HI @SiddavatamVishnu,
1. Is shmsink/shmsrc inherently copy‑heavy and memory‑bandwidth limited?
Yes. shmsink and shmsrc are fundamentally copy‑heavy because they serialize and deserialize full raw video buffers through shared memory rather than passing DMA‑BUF file descriptors. This means every frame must be fully copied into the shared memory region by the producer, and then each consumer must copy the frame out again into its own pipeline. At 1080p NV12, this results in multiple 3 MB copies per frame per consumer, quickly overwhelming memory bandwidth on embedded platforms like the i.MX8. Because these elements cannot transfer zero‑copy buffer handles, their architecture inherently scales poorly when distributing high resolution raw frames.
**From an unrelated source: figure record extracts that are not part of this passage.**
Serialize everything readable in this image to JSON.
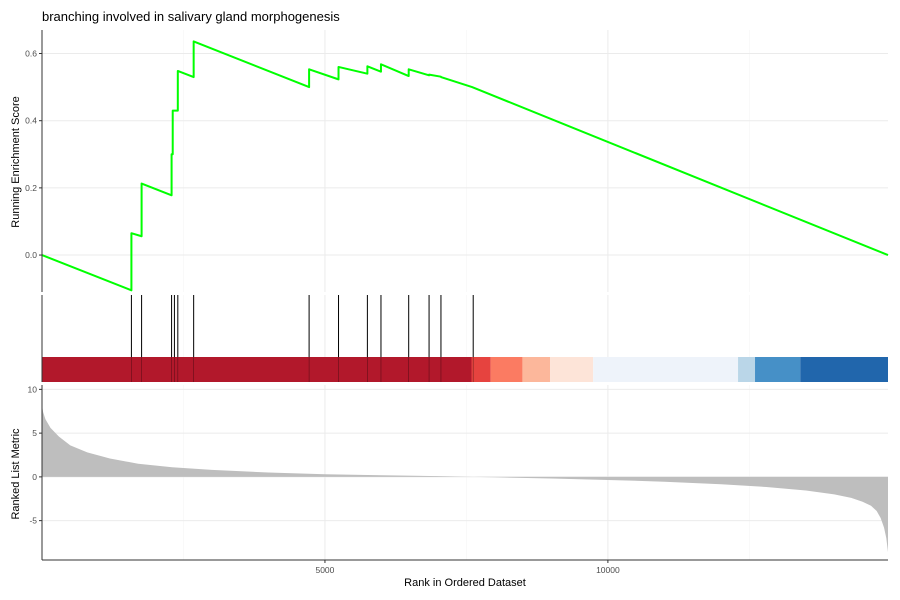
{
  "chart_data": {
    "type": "line",
    "title": "branching involved in salivary gland morphogenesis",
    "xlabel": "Rank in Ordered Dataset",
    "xlim": [
      0,
      14950
    ],
    "xticks": [
      5000,
      10000
    ],
    "xtick_labels": [
      "5000",
      "10000"
    ],
    "xgrid_minor": [
      2500,
      7500,
      12500
    ],
    "grid": true,
    "colors": {
      "curve": "#00ff00",
      "hits": "#000000",
      "metric_fill": "#bebebe",
      "grid": "#ebebeb"
    },
    "running_es": {
      "ylabel": "Running Enrichment Score",
      "ylim": [
        -0.11,
        0.67
      ],
      "yticks": [
        0.0,
        0.2,
        0.4,
        0.6
      ],
      "ytick_labels": [
        "0.0",
        "0.2",
        "0.4",
        "0.6"
      ],
      "x": [
        0,
        1580,
        1580,
        1760,
        1760,
        2290,
        2290,
        2310,
        2310,
        2340,
        2340,
        2400,
        2400,
        2680,
        2680,
        4720,
        4720,
        5240,
        5240,
        5750,
        5750,
        5990,
        5990,
        6480,
        6480,
        6840,
        6840,
        7050,
        7050,
        7600,
        14950
      ],
      "y": [
        0.0,
        -0.105,
        0.065,
        0.056,
        0.213,
        0.178,
        0.3,
        0.3,
        0.43,
        0.43,
        0.43,
        0.43,
        0.548,
        0.53,
        0.636,
        0.5,
        0.553,
        0.523,
        0.56,
        0.54,
        0.562,
        0.546,
        0.568,
        0.533,
        0.553,
        0.535,
        0.537,
        0.531,
        0.53,
        0.5,
        0.0
      ]
    },
    "hits": [
      1580,
      1760,
      2290,
      2340,
      2400,
      2680,
      4720,
      5240,
      5750,
      5990,
      6480,
      6840,
      7050,
      7620
    ],
    "heat_band": [
      {
        "from": 0,
        "to": 7590,
        "color": "#b2182b"
      },
      {
        "from": 7590,
        "to": 7930,
        "color": "#e6433f"
      },
      {
        "from": 7930,
        "to": 8490,
        "color": "#fb7b62"
      },
      {
        "from": 8490,
        "to": 8980,
        "color": "#fcb79b"
      },
      {
        "from": 8980,
        "to": 9740,
        "color": "#fde4d8"
      },
      {
        "from": 9740,
        "to": 12300,
        "color": "#eef3fa"
      },
      {
        "from": 12300,
        "to": 12600,
        "color": "#bad6e8"
      },
      {
        "from": 12600,
        "to": 13400,
        "color": "#4690c7"
      },
      {
        "from": 13400,
        "to": 14950,
        "color": "#2166ac"
      }
    ],
    "ranked_metric": {
      "ylabel": "Ranked List Metric",
      "ylim": [
        -9.5,
        10.5
      ],
      "yticks": [
        10,
        5,
        0,
        -5
      ],
      "ytick_labels": [
        "10",
        "5",
        "0",
        "-5"
      ],
      "x": [
        0,
        20,
        60,
        150,
        300,
        500,
        800,
        1200,
        1700,
        2300,
        3000,
        4000,
        5000,
        6000,
        7000,
        7500,
        8000,
        9000,
        10000,
        11000,
        12000,
        12800,
        13500,
        14000,
        14300,
        14500,
        14650,
        14750,
        14820,
        14880,
        14920,
        14950
      ],
      "y": [
        8.2,
        7.4,
        6.6,
        5.6,
        4.6,
        3.6,
        2.8,
        2.1,
        1.5,
        1.1,
        0.8,
        0.5,
        0.3,
        0.18,
        0.08,
        0.02,
        -0.05,
        -0.18,
        -0.35,
        -0.55,
        -0.85,
        -1.15,
        -1.55,
        -2.0,
        -2.4,
        -2.85,
        -3.3,
        -3.9,
        -4.7,
        -5.8,
        -7.0,
        -8.6
      ]
    }
  }
}
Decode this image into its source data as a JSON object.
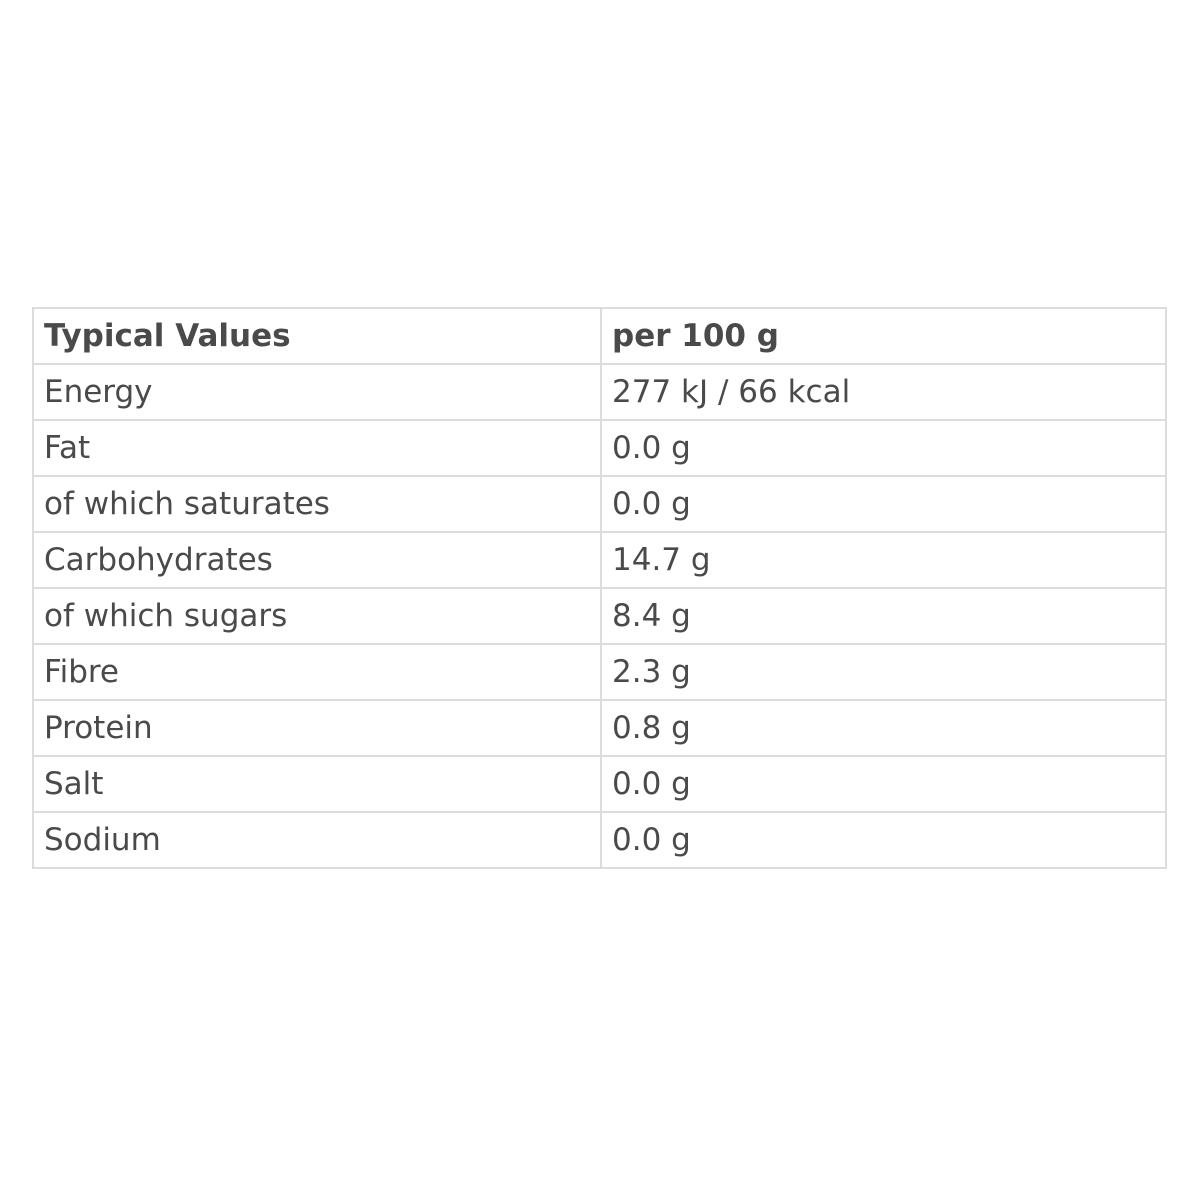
{
  "table": {
    "header": [
      "Typical Values",
      "per 100 g"
    ],
    "rows": [
      [
        "Energy",
        "277 kJ / 66 kcal"
      ],
      [
        "Fat",
        "0.0 g"
      ],
      [
        "of which saturates",
        "0.0 g"
      ],
      [
        "Carbohydrates",
        "14.7 g"
      ],
      [
        "of which sugars",
        "8.4 g"
      ],
      [
        "Fibre",
        "2.3 g"
      ],
      [
        "Protein",
        "0.8 g"
      ],
      [
        "Salt",
        "0.0 g"
      ],
      [
        "Sodium",
        "0.0 g"
      ]
    ]
  }
}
2. Is there a way to share DMABUF across processes without copying?
Sharing DMA‑BUF across processes is technically possible, but only through mechanisms that pass file descriptors directly between processes, such as UNIX domain sockets. However, GStreamer elements must explicitly support importing and exporting DMA‑BUF FDs for this to work. Most glue elements, including shmsink, shmsrc, appsink, and appsrc do not support FD passing, so they always fall back to memory‑based copies. To achieve true inter‑process zero‑copy DMA‑BUF sharing, you would need custom code or specialized elements that handle DMABUF FD passing, plus a custom allocator and buffer lifetime management. This is feasible but significantly complex and not supported by standard GStreamer elements.
3. Would encoding once and sharing compressed stream be the only scalable solution?
For multi‑process architectures on i.MX8, encoding once and distributing a compressed stream is indeed the only scalable and practical solution. Hardware video encoders such as v4l2h264enc impose minimal CPU cost and drastically reduce bandwidth requirements, making it efficient to pass the stream to multiple consumer processes. Each consumer can then either pass the encoded data directly or decode it once using the hardware decoder. This approach avoids the high memory footprint and repeated buffers copies inherent in raw-frame fan out designs, making it the architecture most commonly used in commercial embedded products.
4. Are there NXP/i.MX specific mechanisms (DMA‑BUF export, v4l2 memory sharing, imx plugins) better suited for this?
NXP’s i.MX8 platform provides good mechanisms for zero‑copy GPU/VPU processing such as V4L2 DMA‑BUF import/export, the G2D/GC7000 GPU, and memory‑zero‑copy GStreamer plugins, but these mechanisms only work inside a single process. Zero‑copy through DMA‑BUF works well between elements like v4l2src, v4l2convert, and v4l2h264enc, but does not extend across processes unless you manually implement FD passing. The NXP specific GStreamer plugins (e.g., imxv4l2videosrc, imxg2dvideoscale) also assume in‑process zero‑copy pipelines. Therefore, while these tools help within one pipeline, they do not solve the problem of multi‑process raw video distribution.
5. Is there a recommended design pattern for this use case on embedded systems?
Yes, the widely recommended pattern is to avoid sharing raw frames across processes and instead perform a single hardware encode in the producer, then distribute the compressed stream to as many consumers as needed. This minimizes memory bandwidth, avoids unnecessary raw buffer copies, and keeps processing efficiency aligned with the hardware capabilities of the i.MX8. If true raw access is required by more than one subsystem, then the system is typically designed to keep all raw‑processing components inside a single GStreamer pipeline using tee, while other processes interact with the system through control-plane IPC rather than consuming raw video. This pattern achieves optimal performance, scalability, and system isolation without overloading memory or CPU resources.